I had no real background in it. My parents were not practicing Christians. They would have told you they were Lutheran. And the was the extent of it. Whatever that meant, I never learned growing up.

So, at twenty, alone and pregnant, though I didn’t know that until later, I sought help and comfort. Billy Graham was on tv in the cheap motel I was in. Seemed a good thing to find “church people.”


That was the start of many years of up and down confusion. I had had a belief in “god”, but really had no clue what that might mean. Life growing up was not the greatest with two alcoholic insane parents. No wonder I sought something outside of that, there had to be “better.”


I started in a small Charismatic church. Believed for a season, left for a season. Kept returning, seeking that which seemed to be missing in me. Always felt “less”. Not quite measuring up, having a child without benefit of a spouse.


And not just one, but three! Oh, was I the lowest in the group. Never good for much. I was allowed in one church to clean it after services.


Time went on. The kids grew up with a slightly scizo mother. Sometimes super christian, sometimes super heathen.


Then..the “Left Behind” books came out. My adult stepdaughter was reading book one on a visit to us. (She’s only 6 years younger than I). I started reading. And reading. Talk about hook, line and sinker! I had never heard about this rapture/tribulation thing. It seemed so “real”..so possible!


I went in search of the website for the books and found a message board. My very first, and it was quite a shock! That board has since gone pay, but we all traversed to another..and then another. I found people who’s whole focus, 24/7 was on this crap.


I became obsessed with the return and the rapture. I would look at a cloud and be convinced that Jesus was behind it, coming any moment. I became most obnoxious too. Then..
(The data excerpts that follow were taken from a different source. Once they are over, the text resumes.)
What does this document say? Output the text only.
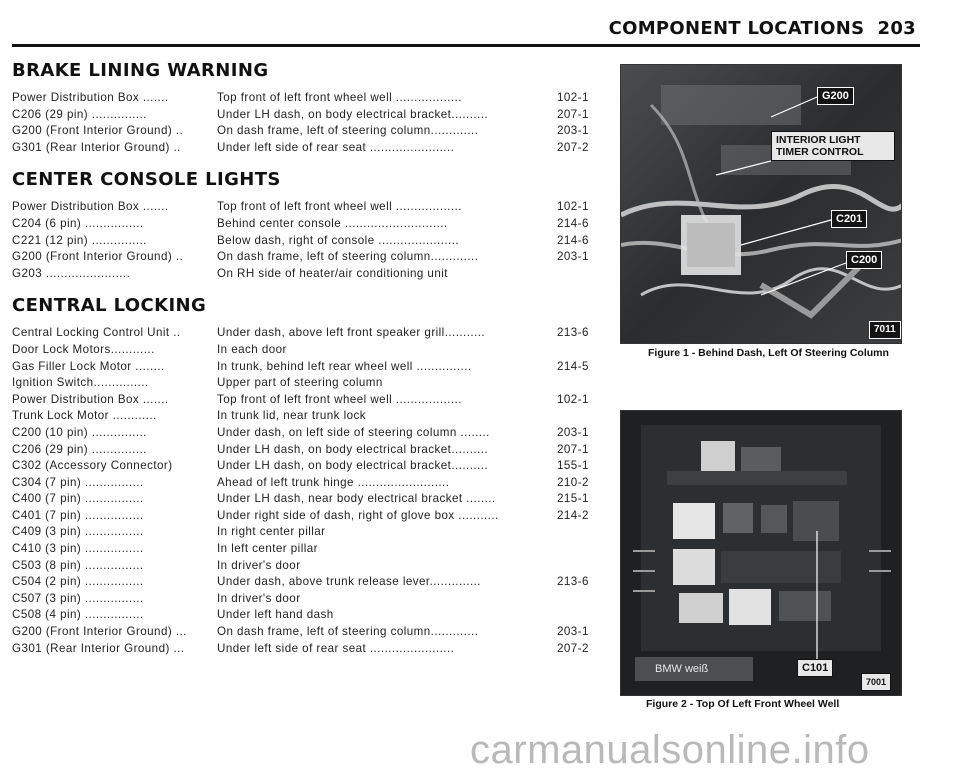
COMPONENT LOCATIONS 203
BRAKE LINING WARNING
Power Distribution Box .......	Top front of left front wheel well ..................	102-1
C206 (29 pin) ...............	Under LH dash, on body electrical bracket..........	207-1
G200 (Front Interior Ground) ..	On dash frame, left of steering column.............	203-1
G301 (Rear Interior Ground) ..	Under left side of rear seat .......................	207-2
CENTER CONSOLE LIGHTS
Power Distribution Box .......	Top front of left front wheel well ..................	102-1
C204 (6 pin) ................	Behind center console ............................	214-6
C221 (12 pin) ...............	Below dash, right of console ......................	214-6
G200 (Front Interior Ground) ..	On dash frame, left of steering column.............	203-1
G203 .......................	On RH side of heater/air conditioning unit
CENTRAL LOCKING
Central Locking Control Unit ..	Under dash, above left front speaker grill...........	213-6
Door Lock Motors............	In each door
Gas Filler Lock Motor ........	In trunk, behind left rear wheel well ...............	214-5
Ignition Switch...............	Upper part of steering column
Power Distribution Box .......	Top front of left front wheel well ..................	102-1
Trunk Lock Motor ............	In trunk lid, near trunk lock
C200 (10 pin) ...............	Under dash, on left side of steering column ........	203-1
C206 (29 pin) ...............	Under LH dash, on body electrical bracket..........	207-1
C302 (Accessory Connector)	Under LH dash, on body electrical bracket..........	155-1
C304 (7 pin) ................	Ahead of left trunk hinge .........................	210-2
C400 (7 pin) ................	Under LH dash, near body electrical bracket ........	215-1
C401 (7 pin) ................	Under right side of dash, right of glove box ...........	214-2
C409 (3 pin) ................	In right center pillar
C410 (3 pin) ................	In left center pillar
C503 (8 pin) ................	In driver's door
C504 (2 pin) ................	Under dash, above trunk release lever..............	213-6
C507 (3 pin) ................	In driver's door
C508 (4 pin) ................	Under left hand dash
G200 (Front Interior Ground) ...	On dash frame, left of steering column.............	203-1
G301 (Rear Interior Ground) ...	Under left side of rear seat .......................	207-2
G200
INTERIOR LIGHT TIMER CONTROL
C201
C200
7011
Figure 1 - Behind Dash, Left Of Steering Column
BMW weiß	C101
7001
Figure 2 - Top Of Left Front Wheel Well
carmanualsonline.info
I got slammed with a new one. The preterist view. Basically it says that all prophecy has been fulfilled already. I reasoned if that were true, then what were we doing here? It must be a lie, this rapture thing. If that was a lie, what else was too?


It was a quick crash and burn. It was very emotionally hurtful too. At this point, it had been 23 years since my conversion. House of cards continued to crumble. First, the belief in prophecy. I always had trouble with the hell issue, except for brief moments of fanatical fundamentalism. At those points, I was convinced everyone was going to hell except an elite small group, of which I was a member.


I did a return about a year later. It was of much shorter duration, but quite spectacular. I even joined a very fundamentalist group, became an admin briefly, got banned for posting on a “heathen” board, came back, was admin again and got banned once more for posting about “Paulites”, my version of those who choose to follow Paul instead of Jesus.


At that point, I was finished with fundyism for good. I still held some liberal views..such as prayer could be answered, heaven was a real place, Jesus really died and we needed salvation.


Real life has a way of intervening though. At work, I saw children who were practicing Muslems and Jews, met their parents. I could not fathom that these people were “wrong” and I was “right”.


Of course, it doesn’t help that I’m fascinated by science. Science and religion are a hard mix. Being told I’m a heretic for believing in evolution and the ancient age of the universe really opened my eyes to the idiocy that pervades religiosity. A trip to the “Creation Evidence Museum” really clinched it.